House Bill 358, sponsored by Rep. James Allen Tipton, R-Taylorsville, would place all new hires into a university-sponsored defined contribution system rather than the pension plan. It would freeze contribution rates for the next year so costs don’t continue to rise, and gives universities a way out of the system and a mechanism to pay off their unfunded liabilities within the system over a set number of years.
The legislation comes as a result of work by the presidents of the regional universities as increasing pension costs are becoming a huge budget issue.
Senate Appropriations and Revenue Committee Chair Chris McDaniel, R-Taylor Mill, presented the bill in front of committee where he explained freezing the contribution rates for universities and quasi-governmental agencies will cost the state money as they are not paying in the full employer rate.

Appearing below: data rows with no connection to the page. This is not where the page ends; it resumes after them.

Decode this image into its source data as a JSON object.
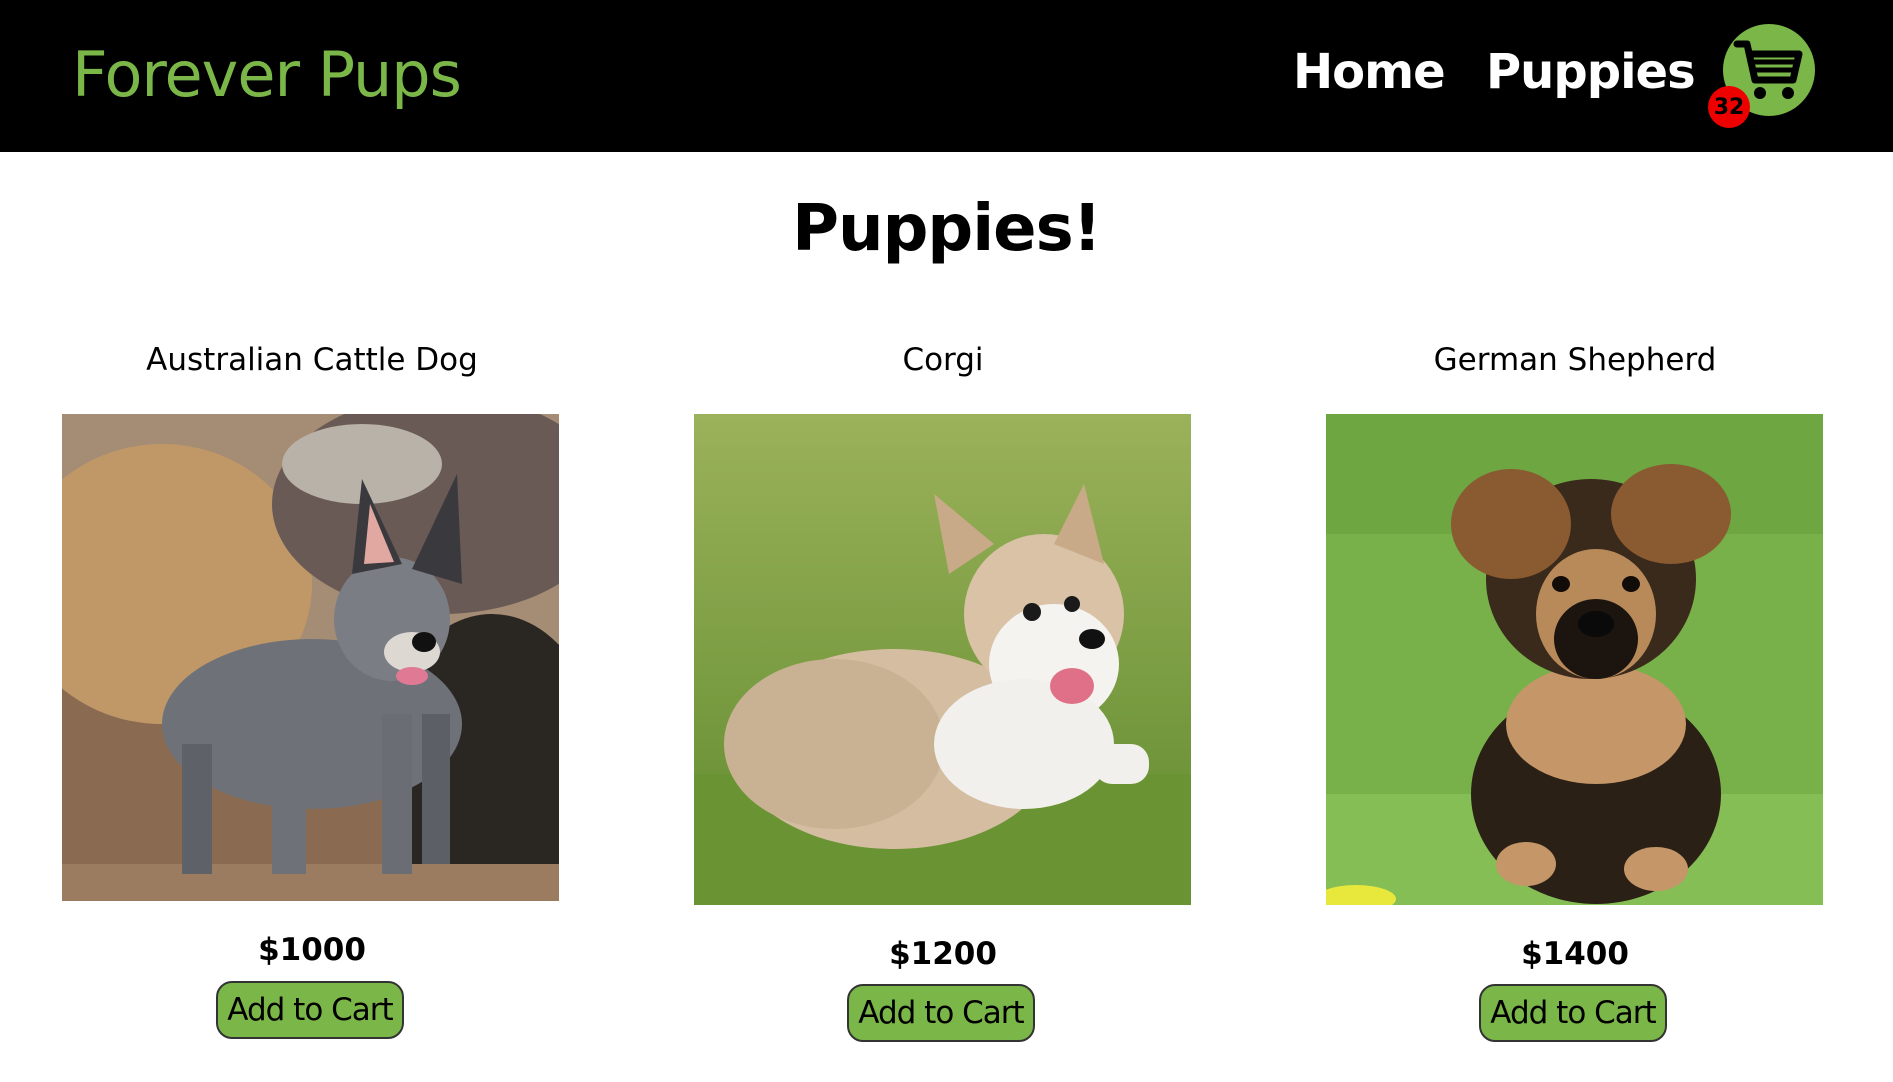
{
  "navbar": {
    "brand": "Forever Pups",
    "links": [
      {
        "label": "Home"
      },
      {
        "label": "Puppies"
      }
    ],
    "cart": {
      "icon": "cart-icon",
      "count": "32"
    },
    "colors": {
      "background": "#000000",
      "brand": "#7ab648",
      "badge": "#ee0000"
    }
  },
  "main": {
    "title": "Puppies!",
    "products": [
      {
        "name": "Australian Cattle Dog",
        "price": "$1000",
        "button_label": "Add to Cart"
      },
      {
        "name": "Corgi",
        "price": "$1200",
        "button_label": "Add to Cart"
      },
      {
        "name": "German Shepherd",
        "price": "$1400",
        "button_label": "Add to Cart"
      }
    ]
  }
}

He added the full fiscal impact will not be known until universities decide whether or not they would like to opt-out of the system but he said this type of legislation is necessary for some of these institutions to move forward under these difficult circumstances.
David McFaddin, executive director of government relations at Eastern Kentucky University, told lawmakers addressing the pension issue is priority number one for the state’s regional universities to provide certainty and stability at their institutions.

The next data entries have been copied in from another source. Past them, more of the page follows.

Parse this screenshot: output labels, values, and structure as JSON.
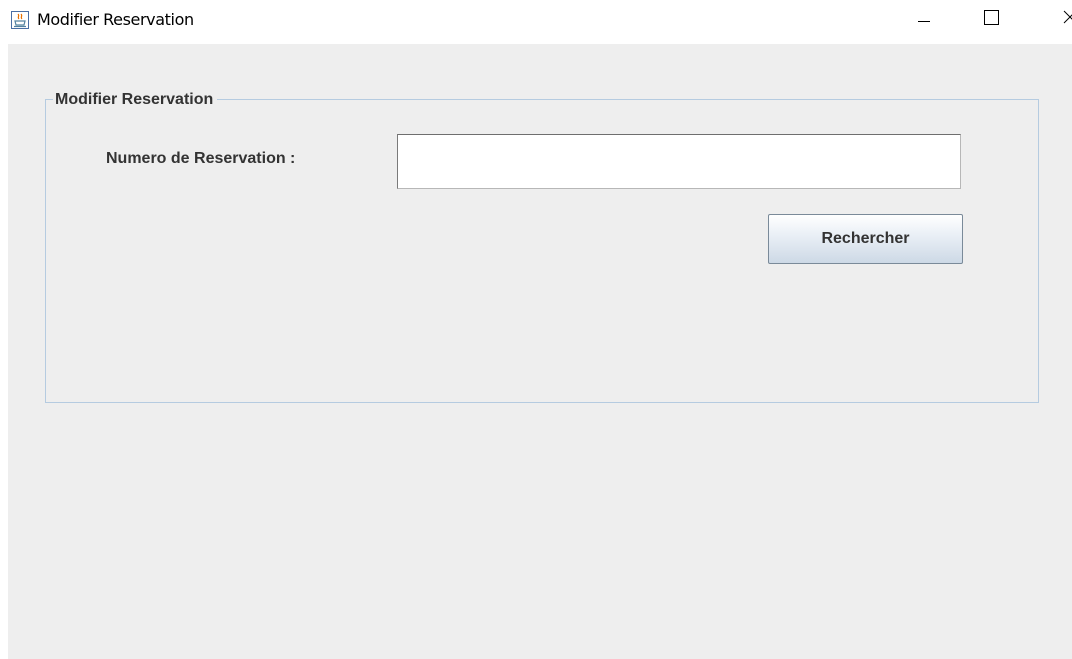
{
  "window": {
    "title": "Modifier Reservation",
    "icon": "java-cup-icon",
    "controls": {
      "minimize": "minimize-icon",
      "maximize": "maximize-icon",
      "close": "close-icon"
    }
  },
  "form": {
    "group_title": "Modifier Reservation",
    "reservation_number_label": "Numero de Reservation :",
    "reservation_number_value": "",
    "search_button_label": "Rechercher"
  },
  "colors": {
    "content_background": "#eeeeee",
    "group_border": "#b5cbe0",
    "label_text": "#333333"
  }
}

Under the bill, the regional universities would see:
- All new hires into the system moved into a university-sponsored defined contribution plan
- A one-time window for existing Kentucky Retirement System (KRS) employees to opt-out of their current plan and go into the more portable university-sponsored plan
- A study showing the unfunded liabilities for each regional university based on active, inactive and retired employees
- An option to get out of the system completely and a set number of years to pay off their unfunded liabilities with a 5.25 percent interest rate
- A freeze to the current 49 percent contribution rate over the next year and extend it while the actuarial analysis is being conducted so they don’t see their rates rise to 84 percent that other employers in the system are currently paying
House Bill 358 passed through the Senate State and Local Government Committee with a committee substitute making small changes to the bill. The legislation now heads to the full Senate for a vote on the floor. Because the bill only has one reading, the earliest it could be heard is Wednesday of this week. There are four legislative days remaining.